Anyway, this was last Sunday. I consider the shadow to be my Alfred Hitchcock-like cameo appearance.

Clips from the Kyiv Post

I’m still not sure if the English language Kyiv Post is a weekly or a daily. I’m hoping, weekly, so that I don’t feel guilty about not reading all of them.

I get the newpaper for free by walking into any fancy hotel, and either picking it up from a stack, or asking the desk.

From the corner of the front page:

“Only two years after the global economic crisis knocked nearly 40 percent off the value of the Ukrainian hryvnia, the national currency is again weakening slightly against the dollar . . .”

From the same story, continued on page 8:

“On Sept. 1, central bank First Deputy Chairman Anatoly Shapovalov, who was closely involved in the exchange rate policy, resigned and was replaced by young banker Serhiy Arbuzov, seen as a close ally of Yanukovych.

The move led to some investor concern that the government, backed by steel exporters who bank-rolled Yanukovych’s campaign, would tilt the exchange rate policy in their favour by devaluing the hryvnia — or at least stopping it from strengthening.

. . . .

The central bank, which has been buying dollars for the last few months to stop the hryvnia from appreciating too quickly, said on Tuesday it would intervene to maintain hryvnia stability.

It has, however, pledged to allow more exchange rate flexibility under a $15 billion deal with the IMF in July.”

The next story on page 8 is titled “The government’s ‘final version’ of tax code remains secret for taxpayers.

The front page headline is “Billion-dollar Conflicts — Ex-Prime Minister Yulia Tymoshenko may be fading in popularity, but she remains one of the few politicians to openly denounce conflicts of interest between top officials . . . “

Commerce

Things I managed to buy after some searching:

Power adapter x2 ~ $1.50 ea. (The cheaper ones are crap.)
Multi Vitamins (Mega Man) ~ $25
light bulb ~ $1
500GB USB Drive ~ $100
Dental Floss ~ don’t remember
haircut ~ $10

Things I would still like to buy, but don’t know where:

a mini swiss army knife
black construction paper

Gogolfest 2010

On Saturday, I caught the last evening of Gogolfest. I gave myself a whirlwind tour of the complex which reminded me very much of an abandon barracks complex we briefly occupied in Afghanistan in 2002. Part industrial, part park. Mysterious shadows from the past around every corner.

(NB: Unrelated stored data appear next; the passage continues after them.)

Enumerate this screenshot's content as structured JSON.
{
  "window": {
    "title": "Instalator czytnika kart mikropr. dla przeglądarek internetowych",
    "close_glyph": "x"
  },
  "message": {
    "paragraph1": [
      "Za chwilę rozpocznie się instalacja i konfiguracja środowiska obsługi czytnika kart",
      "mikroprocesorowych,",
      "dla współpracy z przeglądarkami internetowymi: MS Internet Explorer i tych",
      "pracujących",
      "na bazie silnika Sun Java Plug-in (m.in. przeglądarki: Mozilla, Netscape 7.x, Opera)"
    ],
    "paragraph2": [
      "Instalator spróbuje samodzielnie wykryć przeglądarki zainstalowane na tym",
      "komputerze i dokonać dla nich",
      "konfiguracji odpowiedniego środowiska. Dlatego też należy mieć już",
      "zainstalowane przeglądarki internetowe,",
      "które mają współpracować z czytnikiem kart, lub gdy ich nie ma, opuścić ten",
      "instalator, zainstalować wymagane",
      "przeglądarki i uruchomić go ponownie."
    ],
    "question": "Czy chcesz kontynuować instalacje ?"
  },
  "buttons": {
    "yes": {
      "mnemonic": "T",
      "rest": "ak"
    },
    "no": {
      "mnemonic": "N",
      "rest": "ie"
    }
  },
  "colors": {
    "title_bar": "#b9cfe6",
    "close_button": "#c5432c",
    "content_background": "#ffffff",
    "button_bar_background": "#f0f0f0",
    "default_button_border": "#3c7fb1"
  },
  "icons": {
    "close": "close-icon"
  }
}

I looked at some installation art, watched part of a movie about Russian-speaking, Asiatic-looking people and their reindeer, listened to rock and roll and to strange trance music. I grew a little impatient with the people who seemed to be performing to the trance music. They were in a field below the surrounding sidewalks, and people crowded the railings looking down at them — women in flowing white robes, a man painted bronze. I grew impatient, because mostly, they just stood there.

Anyway, I loved the feel the place. Very experimental, which is completely appropriate for a festival named for the author of The Nose.

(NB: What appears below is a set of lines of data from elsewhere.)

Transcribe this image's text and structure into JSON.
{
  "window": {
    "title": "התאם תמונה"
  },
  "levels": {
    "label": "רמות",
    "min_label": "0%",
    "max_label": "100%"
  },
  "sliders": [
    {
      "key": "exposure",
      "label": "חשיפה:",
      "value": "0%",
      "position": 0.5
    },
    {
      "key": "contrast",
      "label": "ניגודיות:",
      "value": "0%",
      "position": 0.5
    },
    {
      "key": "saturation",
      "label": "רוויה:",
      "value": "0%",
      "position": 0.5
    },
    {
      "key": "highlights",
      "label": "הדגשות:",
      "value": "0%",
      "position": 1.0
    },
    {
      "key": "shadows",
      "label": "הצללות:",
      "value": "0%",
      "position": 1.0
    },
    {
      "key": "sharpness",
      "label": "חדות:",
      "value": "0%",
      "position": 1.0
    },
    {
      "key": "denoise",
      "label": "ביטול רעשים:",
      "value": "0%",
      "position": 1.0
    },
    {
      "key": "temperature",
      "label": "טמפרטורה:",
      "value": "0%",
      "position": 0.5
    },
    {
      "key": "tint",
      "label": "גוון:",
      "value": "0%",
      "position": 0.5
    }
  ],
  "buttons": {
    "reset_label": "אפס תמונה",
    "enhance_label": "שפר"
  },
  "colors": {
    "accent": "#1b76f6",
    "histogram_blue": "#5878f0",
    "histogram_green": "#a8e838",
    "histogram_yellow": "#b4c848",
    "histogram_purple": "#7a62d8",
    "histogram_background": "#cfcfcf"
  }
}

Ukrainian, Kazak, and U.S. music

On Friday, I thought I was going to listen to music at a bar with an ex-pat friend I met through an acquaintance from a literary death match in NYC.

The bar turned out to be an intimate gathering in a small theater room in an Institute for Music. There were as many musicians as there were guests, and I was afraid of getting asked to perform something. I think the show was sort of an after-event for the ongoing Gogolfest.

A young Kazak man sat cross-legged on the floor and rocked out on a mouth harp. A Bandura, an accordion, and a Dombura played the bluegrass hit “Old Joe Clark.”

A group of three women and two men in traditional Ukrainian garb sang about a young woman saying goodbye to her Kozak lover, and a ballad which, if I understood correctly, was both about children saying goodbye to their mothers, and the homeland no longer being free.

The Debutante Hour sang about rejecting a lover, parking in NYC, and wanting to meet the devil.

All the music was fantastic. I felt moved and happy.